Belk was in Beverly Hills last week for pre-Emmy Awards celebrations. Belk, who lives in Los Angles, works in marketing with celebrities as well as producing television and award shows.
Belk said as he was sitting on the curb, he was handcuffed and then told that he matched the description of the bank robber.
“I got that I looked like somebody or some thing … but they were convinced I was the person,” he said.
Belk said when he was taken into custody they never told him the charges he faced nor read his Miranda Rights.
“I didn’t feel like anything official was going on,” he said. To him, it all just felt like a bad dream.
After meeting with investigators and asking if he was the person depicted in video footage from the bank robbery, he found out that none of the footage had been viewed by police.
“At that point, I was completely furious to the fact they had taken six hours of my life away before attempting to verify I was the person,” he said.
Since then the Beverly Hills Police Department has said that it would review procedures and has expressed regret for how Belk was treated.
Belk said he didn’t know if his arrest was racially motivated, because he wasn’t in the minds of the officers.
“What I do know is that a robbery took place, and what I do think is that there was a person that somewhat in some way that identified with me,” he said. “I appreciate them trying to determine or to catch a criminal,” he said.
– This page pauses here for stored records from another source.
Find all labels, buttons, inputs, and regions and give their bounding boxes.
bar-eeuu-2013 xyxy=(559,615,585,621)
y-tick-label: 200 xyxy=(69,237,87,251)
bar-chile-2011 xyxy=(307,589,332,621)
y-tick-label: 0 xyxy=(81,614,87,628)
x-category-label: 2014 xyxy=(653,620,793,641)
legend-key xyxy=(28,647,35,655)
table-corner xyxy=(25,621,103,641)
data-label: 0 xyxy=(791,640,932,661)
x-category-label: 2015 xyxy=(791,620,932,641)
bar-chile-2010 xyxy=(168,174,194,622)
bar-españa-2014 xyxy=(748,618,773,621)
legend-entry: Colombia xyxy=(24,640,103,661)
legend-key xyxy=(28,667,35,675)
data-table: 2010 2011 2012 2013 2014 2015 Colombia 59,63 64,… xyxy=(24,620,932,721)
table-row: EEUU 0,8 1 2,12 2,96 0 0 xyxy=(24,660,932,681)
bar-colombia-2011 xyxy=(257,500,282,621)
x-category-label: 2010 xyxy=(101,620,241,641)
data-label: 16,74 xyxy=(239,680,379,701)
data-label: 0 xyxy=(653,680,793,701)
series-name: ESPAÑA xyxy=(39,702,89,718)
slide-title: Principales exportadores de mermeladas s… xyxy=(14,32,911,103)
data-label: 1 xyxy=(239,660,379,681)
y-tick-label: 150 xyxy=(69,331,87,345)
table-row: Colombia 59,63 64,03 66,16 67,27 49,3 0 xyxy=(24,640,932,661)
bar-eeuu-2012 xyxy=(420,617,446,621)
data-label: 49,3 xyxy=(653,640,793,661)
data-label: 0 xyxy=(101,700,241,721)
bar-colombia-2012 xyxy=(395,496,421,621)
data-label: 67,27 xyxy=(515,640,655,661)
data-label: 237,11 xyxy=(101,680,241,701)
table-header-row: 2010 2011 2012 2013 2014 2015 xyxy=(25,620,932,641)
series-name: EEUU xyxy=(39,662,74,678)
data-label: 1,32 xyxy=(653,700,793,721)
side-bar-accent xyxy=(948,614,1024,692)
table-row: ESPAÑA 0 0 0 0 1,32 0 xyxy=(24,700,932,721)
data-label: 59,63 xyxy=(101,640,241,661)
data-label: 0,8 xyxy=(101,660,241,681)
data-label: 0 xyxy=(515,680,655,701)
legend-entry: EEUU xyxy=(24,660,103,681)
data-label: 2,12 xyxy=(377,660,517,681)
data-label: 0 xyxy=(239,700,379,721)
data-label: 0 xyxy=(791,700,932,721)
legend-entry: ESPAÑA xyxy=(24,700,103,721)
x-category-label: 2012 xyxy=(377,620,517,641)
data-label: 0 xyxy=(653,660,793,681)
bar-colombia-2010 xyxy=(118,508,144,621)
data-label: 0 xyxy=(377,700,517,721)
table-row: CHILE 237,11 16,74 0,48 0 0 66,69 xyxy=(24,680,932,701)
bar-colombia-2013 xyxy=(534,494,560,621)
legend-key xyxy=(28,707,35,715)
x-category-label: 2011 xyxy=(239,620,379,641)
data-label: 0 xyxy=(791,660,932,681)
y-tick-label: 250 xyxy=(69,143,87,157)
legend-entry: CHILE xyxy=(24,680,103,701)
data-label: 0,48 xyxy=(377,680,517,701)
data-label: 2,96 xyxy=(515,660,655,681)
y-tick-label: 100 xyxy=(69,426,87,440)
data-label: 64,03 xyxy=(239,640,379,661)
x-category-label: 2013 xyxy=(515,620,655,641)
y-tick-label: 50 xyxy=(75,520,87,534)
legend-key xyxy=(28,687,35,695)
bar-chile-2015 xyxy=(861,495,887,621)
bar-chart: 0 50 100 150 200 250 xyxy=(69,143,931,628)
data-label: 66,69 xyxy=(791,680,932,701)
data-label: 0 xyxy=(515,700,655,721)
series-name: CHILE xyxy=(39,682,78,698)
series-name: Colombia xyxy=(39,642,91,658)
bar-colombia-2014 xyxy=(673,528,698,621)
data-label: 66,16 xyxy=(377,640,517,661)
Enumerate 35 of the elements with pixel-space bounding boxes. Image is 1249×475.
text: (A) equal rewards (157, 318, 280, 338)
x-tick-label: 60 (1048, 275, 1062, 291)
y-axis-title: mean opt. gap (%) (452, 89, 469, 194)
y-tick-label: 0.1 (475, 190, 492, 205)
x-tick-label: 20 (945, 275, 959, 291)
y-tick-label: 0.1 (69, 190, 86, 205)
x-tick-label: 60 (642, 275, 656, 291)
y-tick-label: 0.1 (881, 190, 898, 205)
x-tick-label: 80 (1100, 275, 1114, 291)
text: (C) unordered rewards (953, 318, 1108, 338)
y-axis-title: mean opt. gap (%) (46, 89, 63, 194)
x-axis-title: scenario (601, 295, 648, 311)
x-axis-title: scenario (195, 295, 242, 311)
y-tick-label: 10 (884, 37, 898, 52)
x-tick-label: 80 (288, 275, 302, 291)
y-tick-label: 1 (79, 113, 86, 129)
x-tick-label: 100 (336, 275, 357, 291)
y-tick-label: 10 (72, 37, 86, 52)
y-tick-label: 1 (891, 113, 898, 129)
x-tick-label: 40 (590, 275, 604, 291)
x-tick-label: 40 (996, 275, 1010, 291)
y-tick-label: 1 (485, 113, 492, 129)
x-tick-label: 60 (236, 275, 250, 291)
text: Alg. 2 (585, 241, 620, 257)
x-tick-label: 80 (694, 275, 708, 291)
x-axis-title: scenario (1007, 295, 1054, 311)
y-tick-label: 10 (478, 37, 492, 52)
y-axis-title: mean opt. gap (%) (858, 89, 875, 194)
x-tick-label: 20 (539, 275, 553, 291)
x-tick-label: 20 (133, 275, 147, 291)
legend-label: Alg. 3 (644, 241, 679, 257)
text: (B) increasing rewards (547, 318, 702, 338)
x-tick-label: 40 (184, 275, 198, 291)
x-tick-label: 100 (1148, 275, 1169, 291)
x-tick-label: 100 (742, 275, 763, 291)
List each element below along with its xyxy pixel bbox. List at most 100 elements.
However how he was carrying himself that day should have helped disqualify him as a suspect almost immediately. He didn’t necessarily mind being stopped to be questioned, but when it escalated is when he felt his rights were violated.
“What I do know is that my rights were violated and I am a black male,” he said.
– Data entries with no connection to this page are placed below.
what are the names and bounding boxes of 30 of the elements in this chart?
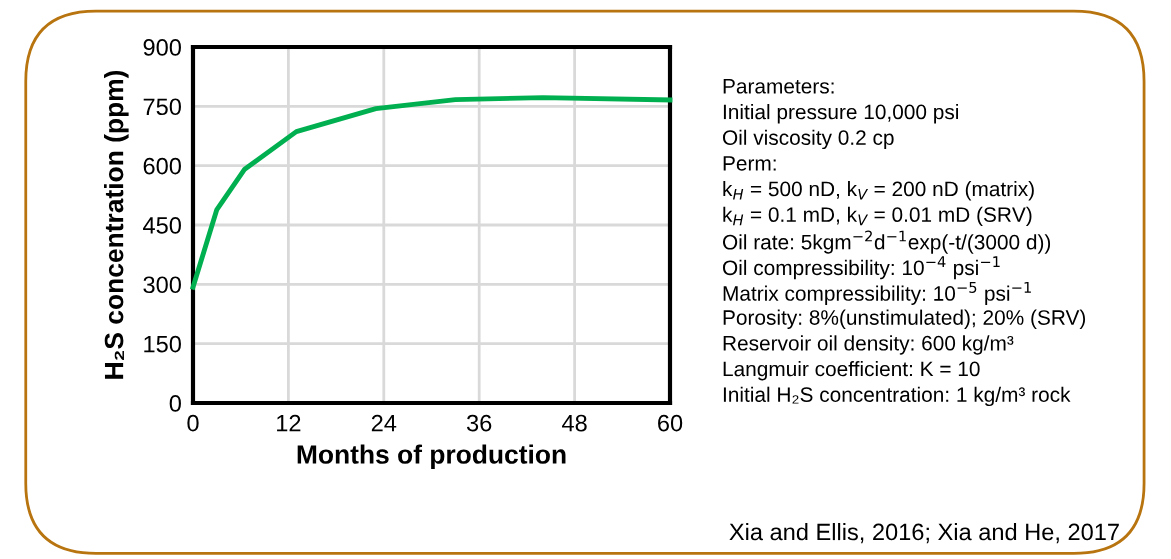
y-tick-label: 750 [143,98,181,116]
x-tick-label: 12 [277,414,301,432]
text: Matrix compressibility: 10$^{−5}$ psi$^{−1}$ [723,282,1031,305]
x-axis-title: Months of production [297,444,566,470]
y-axis-title: H₂S concentration (ppm) [104,70,129,379]
text: Oil rate: 5kgm$^{−2}$d$^{−1}$exp(-t/(3000 d)) [722,230,1051,254]
y-tick-label: 450 [143,217,181,234]
x-tick-label: 60 [658,414,683,432]
text: Langmuir coefficient: K = 10 [723,360,980,381]
x-tick-label: 24 [371,414,397,432]
y-tick-label: 0 [169,395,181,412]
y-tick-label: 300 [143,276,181,294]
text: k$_{H}$ = 0.1 mD, k$_{V}$ = 0.01 mD (SRV) [723,206,1032,227]
x-tick-label: 36 [466,414,492,432]
text: Perm: [723,156,776,171]
text: Porosity: 8%(unstimulated); 20% (SRV) [723,309,1086,330]
y-tick-label: 900 [143,39,181,56]
text: Parameters: [723,79,834,94]
y-tick-label: 150 [144,335,181,353]
text: Xia and Ellis, 2016; Xia and He, 2017 [729,522,1119,544]
text: Initial pressure 10,000 psi [723,103,958,124]
text: Oil viscosity 0.2 cp [722,129,894,150]
text: k$_{H}$ = 500 nD, k$_{V}$ = 200 nD (matrix) [723,181,1034,201]
text: Reservoir oil density: 600 kg/m³ [723,335,1014,355]
y-tick-label: 600 [143,157,181,175]
text: Oil compressibility: 10$^{−4}$ psi$^{−1}$ [722,256,1000,280]
text: Initial H₂S concentration: 1 kg/m³ rock [723,386,1071,407]
x-tick-label: 0 [187,414,199,432]
x-tick-label: 48 [562,414,587,432]
line-series [190,95,673,290]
Since Aug. 22 Belk has taken the time to speak out about his experience to help educate the public on the treatment of black men by police forces.
“I’ve been given a stage,” he said. “There are a lot of folks like Mike Brown that didn’t get to tell their story.” Brown was the unarmed black teenager fatally shot by police in Ferguson, Missouri earlier this month.
Belk wants to change law enforcement.
“I was pondering with the fact that there was absolutely nothing I could have done differently,” he said. “I’m going to be tall, bald and black, and I’m going to continue to walk down the street.”
For NCCU Dawanas King, hearing Belk’s story helped show that racism still exists.
“It’s basically history being brought back into modern day,” he said. “Racism does still exist, especially here in Durham … It really shows that there are people here that still care, but racism still goes on.”
For Webb-Mitchell, having students see Belk and talk about issues that face his students is important.
“I wanted them to know that this happens in the liberal bubbles,” he said. “This is Durham, North Carolina -- this happens in Raleigh … these are the liberal, well-educated places.”